Organic farmer calls on MP to back fracking campaign

Beki Adam carrying logs at Chantry Farm in Pyecombe, north of Brighton
Beki Adam carrying logs at Chantry Farm in Pyecombe, north of Brighton

A SOUTHWICK woman is calling for answers ahead of a Government vote on fracking.

Beki Adam, who owns a small farm business on the Downs, has arranged to meet East Worthing and Shoreham MP Tim Loughton in Westminster next Wednesday to discuss the matter.

She wants him to follow the example of two other Conservative MPs by asking the Prime Minister to release the full DEFRA report, Shale Gas Rural Economy Impact.

Miss Adam, of Victoria Road, said: “It is clearly not just me who has major concerns regarding fracking’s negative effect on the economy – especially our rural one.

“Businesses on the Downs such as mine, especially any which depend on rural tourism and the beauty of Sussex could not remain unaffected – let alone our water supplies.”

The organic farmer is ‘deeply concerned’ about what she calls ill-thought out plans to frack the UK.

“The Infrastructure Bill is designed to take away property owners’ rights to object to unconventional oil and gas lateral drilling and associated operations deep down in their land,” she added.

“This insidious Bill now contains clauses to allow ‘any substance’ to be ‘kept’ or ‘left’ at depths of 300m or more – which the public were not made aware of during the public consultation.

“Government have even admitted landowners might be liable for pollution incidents from operations carried out without their consent!”

She said the legislation, if approved, would take away the rights of private individuals and conservation charities and give those rights to private industry.

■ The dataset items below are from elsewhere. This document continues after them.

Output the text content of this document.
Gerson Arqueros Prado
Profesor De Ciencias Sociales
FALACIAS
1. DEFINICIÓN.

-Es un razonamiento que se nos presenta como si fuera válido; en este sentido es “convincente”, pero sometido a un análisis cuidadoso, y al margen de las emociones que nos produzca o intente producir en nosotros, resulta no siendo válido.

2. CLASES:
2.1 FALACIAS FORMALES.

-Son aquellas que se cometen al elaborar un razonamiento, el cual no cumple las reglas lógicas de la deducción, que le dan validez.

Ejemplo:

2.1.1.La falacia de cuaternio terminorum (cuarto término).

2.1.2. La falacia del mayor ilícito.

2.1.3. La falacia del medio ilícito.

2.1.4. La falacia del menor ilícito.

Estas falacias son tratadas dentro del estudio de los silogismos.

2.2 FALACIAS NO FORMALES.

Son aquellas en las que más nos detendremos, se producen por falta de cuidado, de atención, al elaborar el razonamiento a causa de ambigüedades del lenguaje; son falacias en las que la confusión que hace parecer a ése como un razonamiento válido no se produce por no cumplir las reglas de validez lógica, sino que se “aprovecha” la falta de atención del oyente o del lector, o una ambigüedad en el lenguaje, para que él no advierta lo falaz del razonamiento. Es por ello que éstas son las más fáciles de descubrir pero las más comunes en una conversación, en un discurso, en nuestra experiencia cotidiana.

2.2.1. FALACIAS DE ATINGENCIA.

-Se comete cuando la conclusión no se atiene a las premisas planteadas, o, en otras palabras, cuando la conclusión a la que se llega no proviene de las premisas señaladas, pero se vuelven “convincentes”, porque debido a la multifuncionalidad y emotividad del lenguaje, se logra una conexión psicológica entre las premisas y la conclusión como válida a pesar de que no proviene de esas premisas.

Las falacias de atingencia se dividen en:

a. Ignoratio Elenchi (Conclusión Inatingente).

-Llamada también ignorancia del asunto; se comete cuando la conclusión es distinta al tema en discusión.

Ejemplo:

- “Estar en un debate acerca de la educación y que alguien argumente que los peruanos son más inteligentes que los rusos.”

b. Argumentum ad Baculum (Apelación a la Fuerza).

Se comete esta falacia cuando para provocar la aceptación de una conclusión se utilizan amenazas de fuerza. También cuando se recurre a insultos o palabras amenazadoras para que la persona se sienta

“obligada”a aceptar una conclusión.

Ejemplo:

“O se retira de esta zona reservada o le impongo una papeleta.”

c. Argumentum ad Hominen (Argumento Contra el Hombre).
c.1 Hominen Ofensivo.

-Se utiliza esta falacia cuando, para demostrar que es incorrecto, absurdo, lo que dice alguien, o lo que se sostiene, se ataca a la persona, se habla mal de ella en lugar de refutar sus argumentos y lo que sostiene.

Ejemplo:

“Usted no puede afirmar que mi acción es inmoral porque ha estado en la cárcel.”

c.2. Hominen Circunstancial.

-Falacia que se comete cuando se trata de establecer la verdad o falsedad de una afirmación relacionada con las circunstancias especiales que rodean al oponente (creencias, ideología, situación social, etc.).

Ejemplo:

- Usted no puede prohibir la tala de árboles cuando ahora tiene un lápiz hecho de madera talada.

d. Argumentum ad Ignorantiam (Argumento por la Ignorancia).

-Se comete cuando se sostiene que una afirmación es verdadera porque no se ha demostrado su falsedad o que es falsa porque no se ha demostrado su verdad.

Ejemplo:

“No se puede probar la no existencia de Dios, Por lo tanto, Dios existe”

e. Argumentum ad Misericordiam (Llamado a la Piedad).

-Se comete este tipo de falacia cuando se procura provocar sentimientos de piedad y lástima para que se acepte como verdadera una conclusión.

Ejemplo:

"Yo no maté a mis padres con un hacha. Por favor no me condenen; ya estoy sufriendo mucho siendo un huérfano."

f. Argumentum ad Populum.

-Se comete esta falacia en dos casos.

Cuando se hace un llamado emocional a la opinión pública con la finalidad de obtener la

“The companies who buy the fracking rights, to drill and exploit, do not have to be British – in fact China has already invested in Cuadrilla, of Balcombe fame,” she added.

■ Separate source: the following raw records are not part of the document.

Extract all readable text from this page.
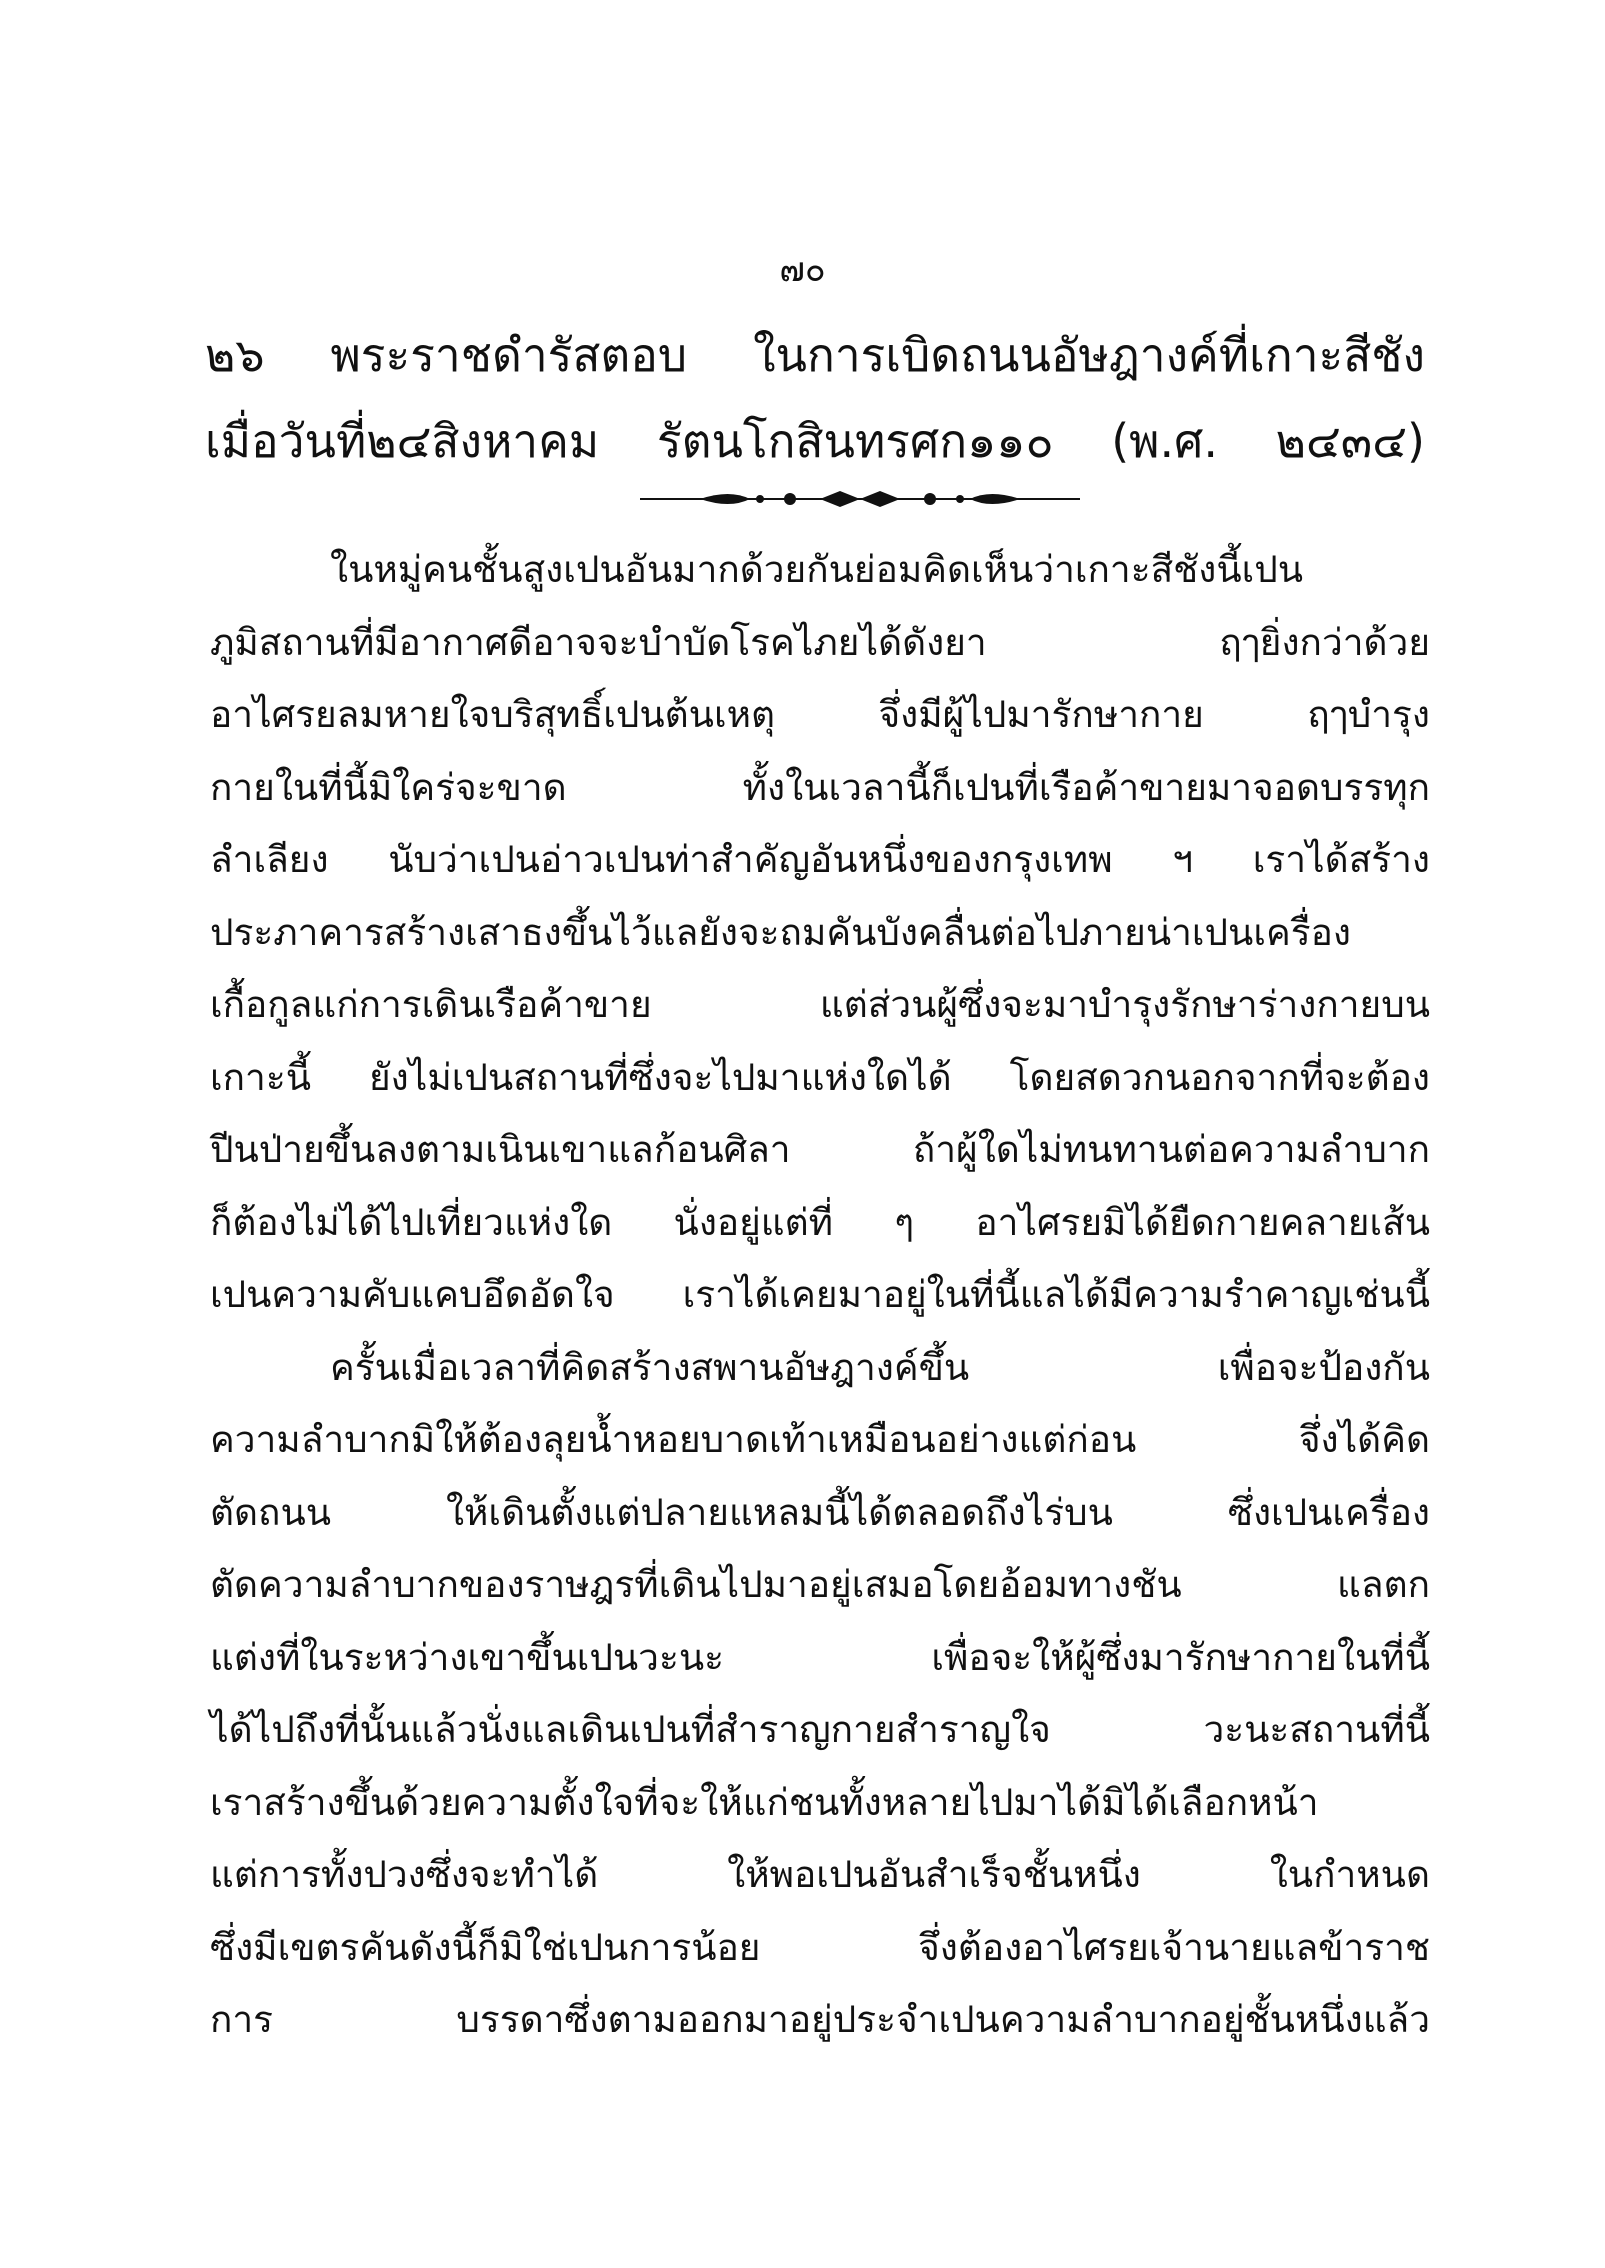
๗๐
๒๖ พระราชดำรัสตอบ ในการเบิดถนนอัษฎางค์ที่เกาะสีชัง
เมื่อวันที่๒๔สิงหาคม รัตนโกสินทรศก๑๑๐ (พ.ศ. ๒๔๓๔)
ในหมู่คนชั้นสูงเปนอันมากด้วยกันย่อมคิดเห็นว่าเกาะสีชังนี้เปน
ภูมิสถานที่มีอากาศดีอาจจะบำบัดโรคไภยได้ดังยา ฤๅยิ่งกว่าด้วย
อาไศรยลมหายใจบริสุทธิ์เปนต้นเหตุ จึ่งมีผู้ไปมารักษากาย ฤๅบำรุง
กายในที่นี้มิใคร่จะขาด ทั้งในเวลานี้ก็เปนที่เรือค้าขายมาจอดบรรทุก
ลำเลียง นับว่าเปนอ่าวเปนท่าสำคัญอันหนึ่งของกรุงเทพ ฯ เราได้สร้าง
ประภาคารสร้างเสาธงขึ้นไว้แลยังจะถมคันบังคลื่นต่อไปภายน่าเปนเครื่อง
เกื้อกูลแก่การเดินเรือค้าขาย แต่ส่วนผู้ซึ่งจะมาบำรุงรักษาร่างกายบน
เกาะนี้ ยังไม่เปนสถานที่ซึ่งจะไปมาแห่งใดได้ โดยสดวกนอกจากที่จะต้อง
ปีนป่ายขึ้นลงตามเนินเขาแลก้อนศิลา ถ้าผู้ใดไม่ทนทานต่อความลำบาก
ก็ต้องไม่ได้ไปเที่ยวแห่งใด นั่งอยู่แต่ที่ ๆ อาไศรยมิได้ยืดกายคลายเส้น
เปนความคับแคบอึดอัดใจ เราได้เคยมาอยู่ในที่นี้แลได้มีความรำคาญเช่นนี้
ครั้นเมื่อเวลาที่คิดสร้างสพานอัษฎางค์ขึ้น เพื่อจะป้องกัน
ความลำบากมิให้ต้องลุยน้ำหอยบาดเท้าเหมือนอย่างแต่ก่อน จึ่งได้คิด
ตัดถนน ให้เดินตั้งแต่ปลายแหลมนี้ได้ตลอดถึงไร่บน ซึ่งเปนเครื่อง
ตัดความลำบากของราษฎรที่เดินไปมาอยู่เสมอโดยอ้อมทางชัน แลตก
แต่งที่ในระหว่างเขาขึ้นเปนวะนะ เพื่อจะให้ผู้ซึ่งมารักษากายในที่นี้
ได้ไปถึงที่นั้นแล้วนั่งแลเดินเปนที่สำราญกายสำราญใจ วะนะสถานที่นี้
เราสร้างขึ้นด้วยความตั้งใจที่จะให้แก่ชนทั้งหลายไปมาได้มิได้เลือกหน้า
แต่การทั้งปวงซึ่งจะทำได้ ให้พอเปนอันสำเร็จชั้นหนึ่ง ในกำหนด
ซึ่งมีเขตรคันดังนี้ก็มิใช่เปนการน้อย จึ่งต้องอาไศรยเจ้านายแลข้าราช
การ บรรดาซึ่งตามออกมาอยู่ประจำเปนความลำบากอยู่ชั้นหนึ่งแล้ว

“The trail of accountability is almost impossible to follow. Also, where is UK energy security when it is not in UK ownership?”

Miss Adam is concerned there would be no limit on quantity, duration or substance to be stored below ground.

She added: “Gas storage is then possible as well as access.

“Underground Gas Storage (UGS) is not an industry most are familiar with, but it would be made possible from 300m in our own land – with no compensation whatsoever offered to the landowner.”